As cliche as it sounds, the answer is to just don't give up. At least, that's what's worked for me. When we read or hear stories about people who are running or biking or doing whatever else "better" than we currently are, just remember - they weren't born being able to do that, and they also certainly didn't start doing it one day. Just because you can't run a marathon the first time you decide to start running doesn't mean you eventually can't. Every marathoner had to learn to run a mile first.
  • Give yourself credit for the good things you ARE doing.
  • Give yourself a break if you're not hitting your goals or self-expectations as soon as you'd like.
  • Be willing to adjust those timelines as you learn about your body's limit and capacity. 
  • Just keep putting one foot in front of the other. 

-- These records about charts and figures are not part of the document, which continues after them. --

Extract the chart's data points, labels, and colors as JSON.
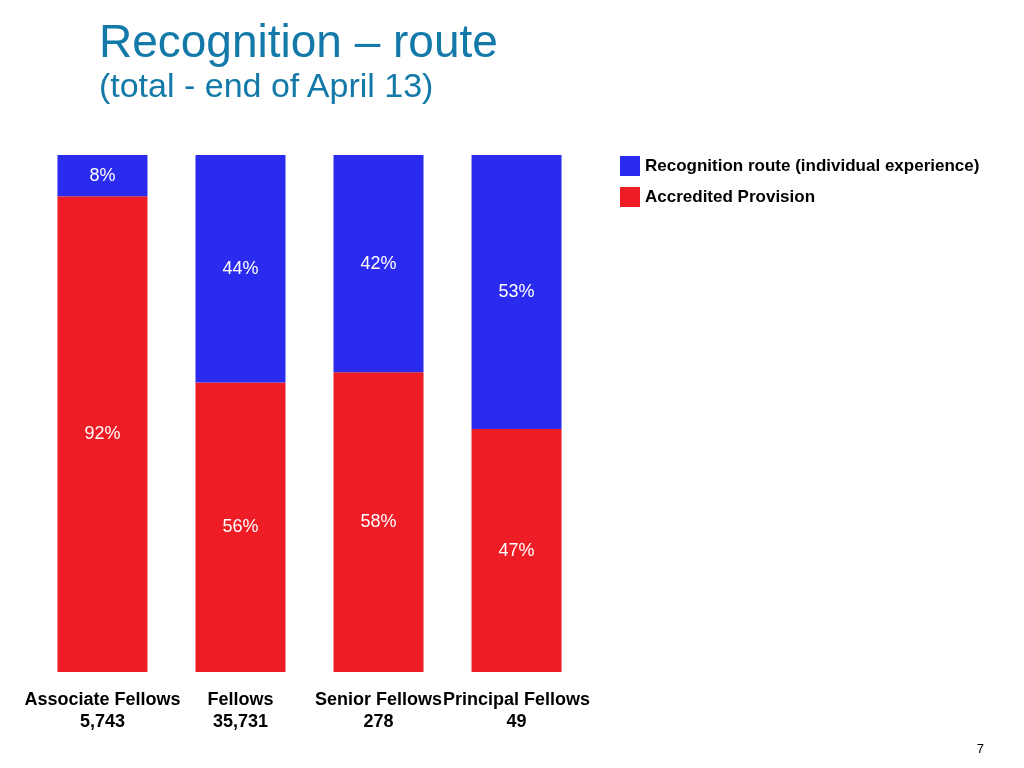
{
  "chart_data": {
    "type": "bar",
    "title": "Recognition – route",
    "subtitle": "(total - end of April 13)",
    "categories": [
      "Associate Fellows\n5,743",
      "Fellows\n35,731",
      "Senior Fellows\n278",
      "Principal Fellows\n49"
    ],
    "series": [
      {
        "name": "Accredited Provision",
        "color": "#ee1c25",
        "values": [
          92,
          56,
          58,
          47
        ],
        "value_labels": [
          "92%",
          "56%",
          "58%",
          "47%"
        ]
      },
      {
        "name": "Recognition route (individual experience)",
        "color": "#2b2bf0",
        "values": [
          8,
          44,
          42,
          53
        ],
        "value_labels": [
          "8%",
          "44%",
          "42%",
          "53%"
        ]
      }
    ],
    "stacked": true,
    "tick_labels": "x",
    "legend": "right",
    "annotations": [
      "7"
    ]
  }
}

  • Don't be stupid. Just because I've cited some examples of people who don't feel pain, doesn't mean you have to keep going when your body is telling you to stop. STOP. Listen to your body.
  • And if it helps motivate you (it does me!), go buy a new pair of running shoes or cycling shorts!
What's worked for you? What keeps you going when you want to stop? What gets you up in the morning?


  1. Hmmmm. I think what works for me is to Two-Brain it. Ignore the torn ligament (well... after it heals) and missing permanent teeth (they can be replaced with cubic zirconium) and push on to the black belt. It worked!

  2. Good advice. I'm still working out what works best for me. I think different things at different times. Sometimes it helps to let my mind wander and not focus on the pain, but sometimes it helps to focus in on what I'm doing and just keep telling myself I can do it.